Dokora has overseen the biggest changes to the ministry in the shortest possible time, but instead of the changes being good, they are to the detriment of the education system.
At the end of 2016 and beginning of this year, Dokora has introduced a new application system that is clearly not fit for purpose and disadvantages thousands of students, particularly in rural areas, where simply going online is a novelty.

The minister also introduced a new syllabus, which at face value is not bad, but in reality cannot be implemented, as it was introduced hurriedly without teachers being prepared for it, which can only be disastrous for the pupils.

But the introduction of seven compulsory subjects — which include physical education, sport and mass displays — surely takes the cake.

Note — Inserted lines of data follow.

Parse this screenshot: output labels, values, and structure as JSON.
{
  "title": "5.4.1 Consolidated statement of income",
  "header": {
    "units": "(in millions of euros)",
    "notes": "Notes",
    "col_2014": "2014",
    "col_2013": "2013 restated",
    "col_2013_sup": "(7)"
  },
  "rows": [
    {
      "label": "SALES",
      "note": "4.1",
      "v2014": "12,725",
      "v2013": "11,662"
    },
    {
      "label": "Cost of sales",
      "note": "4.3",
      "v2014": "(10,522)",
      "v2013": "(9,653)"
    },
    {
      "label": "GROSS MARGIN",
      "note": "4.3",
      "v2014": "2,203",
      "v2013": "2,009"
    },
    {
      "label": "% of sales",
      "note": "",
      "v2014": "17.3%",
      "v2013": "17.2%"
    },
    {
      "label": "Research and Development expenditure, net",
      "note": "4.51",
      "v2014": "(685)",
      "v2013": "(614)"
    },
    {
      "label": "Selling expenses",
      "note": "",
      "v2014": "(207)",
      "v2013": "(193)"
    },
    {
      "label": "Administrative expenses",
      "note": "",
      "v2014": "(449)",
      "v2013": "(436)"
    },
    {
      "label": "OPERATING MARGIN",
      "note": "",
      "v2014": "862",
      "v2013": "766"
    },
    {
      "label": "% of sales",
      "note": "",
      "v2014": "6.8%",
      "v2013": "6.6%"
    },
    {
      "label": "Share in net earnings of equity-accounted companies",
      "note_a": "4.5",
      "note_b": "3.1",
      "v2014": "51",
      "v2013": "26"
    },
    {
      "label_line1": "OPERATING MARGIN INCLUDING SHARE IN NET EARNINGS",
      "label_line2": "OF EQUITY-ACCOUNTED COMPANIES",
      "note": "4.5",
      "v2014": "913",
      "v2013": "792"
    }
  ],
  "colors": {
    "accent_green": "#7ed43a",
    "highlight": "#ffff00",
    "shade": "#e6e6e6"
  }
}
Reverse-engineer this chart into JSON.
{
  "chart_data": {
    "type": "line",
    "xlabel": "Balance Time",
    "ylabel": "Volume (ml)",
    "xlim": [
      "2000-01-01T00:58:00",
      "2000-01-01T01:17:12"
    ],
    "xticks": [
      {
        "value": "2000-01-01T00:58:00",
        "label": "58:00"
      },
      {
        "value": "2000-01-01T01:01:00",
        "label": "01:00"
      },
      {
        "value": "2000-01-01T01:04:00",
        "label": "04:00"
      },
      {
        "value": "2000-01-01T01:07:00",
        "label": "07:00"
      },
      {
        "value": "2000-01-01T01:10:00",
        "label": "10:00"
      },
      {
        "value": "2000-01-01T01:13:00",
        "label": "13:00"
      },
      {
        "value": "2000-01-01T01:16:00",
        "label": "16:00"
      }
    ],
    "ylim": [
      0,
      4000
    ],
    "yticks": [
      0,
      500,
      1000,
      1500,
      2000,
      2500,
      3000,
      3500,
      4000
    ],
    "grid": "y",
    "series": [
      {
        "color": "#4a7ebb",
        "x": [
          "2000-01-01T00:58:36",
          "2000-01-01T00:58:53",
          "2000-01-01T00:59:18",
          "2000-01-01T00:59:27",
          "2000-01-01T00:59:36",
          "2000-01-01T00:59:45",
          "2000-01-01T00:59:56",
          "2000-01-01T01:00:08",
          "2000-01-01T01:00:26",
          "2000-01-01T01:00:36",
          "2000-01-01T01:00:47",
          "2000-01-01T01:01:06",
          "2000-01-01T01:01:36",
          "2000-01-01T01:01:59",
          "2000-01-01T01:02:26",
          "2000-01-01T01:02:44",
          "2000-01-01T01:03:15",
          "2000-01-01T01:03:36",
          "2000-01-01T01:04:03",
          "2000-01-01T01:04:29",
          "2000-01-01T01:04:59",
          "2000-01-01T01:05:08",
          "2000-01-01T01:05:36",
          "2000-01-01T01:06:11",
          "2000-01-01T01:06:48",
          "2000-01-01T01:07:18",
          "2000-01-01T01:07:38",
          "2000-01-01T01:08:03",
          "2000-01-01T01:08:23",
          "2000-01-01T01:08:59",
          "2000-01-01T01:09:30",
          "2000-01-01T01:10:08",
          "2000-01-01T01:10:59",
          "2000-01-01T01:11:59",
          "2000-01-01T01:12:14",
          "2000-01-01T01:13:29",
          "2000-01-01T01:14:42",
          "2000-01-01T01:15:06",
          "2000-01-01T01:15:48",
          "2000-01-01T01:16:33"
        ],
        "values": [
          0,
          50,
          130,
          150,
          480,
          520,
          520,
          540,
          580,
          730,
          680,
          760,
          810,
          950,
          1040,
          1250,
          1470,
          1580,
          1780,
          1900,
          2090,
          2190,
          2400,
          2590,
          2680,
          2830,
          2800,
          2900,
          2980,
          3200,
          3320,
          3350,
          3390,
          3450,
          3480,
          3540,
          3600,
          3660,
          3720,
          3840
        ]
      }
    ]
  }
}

How mass displays are made a compulsory subject is beyond belief and every right-thinking person would ask if this is necessary at all.

Mass displays sound like a remnant of the Soviet or Communist China eras and there is little or no value that they will add to our education system.

Instead, Dokora could have made computer science compulsory while mass displays — if it is a necessary subject — would have been elective.

Yes, sport and physical education are important, but making them compulsory ahead of computer science is surely shooting ourselves in the foot.

Then there is the introduction of heritage studies, which could be nothing more than a mass indoctrination exercise.

Although not compulsory, most schools were already teaching history and one wonders what the point of heritage studies is.

Geography has also seemingly been relegated to the elective category, yet it has been a staple for decades, but at the stroke of a pen, Dokora has diminished its importance.
Dokora must think he has to reinvent the wheel, but the changes he seeks are not in any way going to improve education in the country.

The education system needs saving from Dokora, because if he is allowed to continue running over best practice that could spell doom for the much-vaunted literacy rate that Zimbabwe boasts of.

If Dokora is desperate to implement changes, then he should go the evolutionary route, where change is gradual, not where change is sudden and unpredictable.

He may think his changes are for the best, but because of the manner of the way they are introduced, he is certain to meet resistance.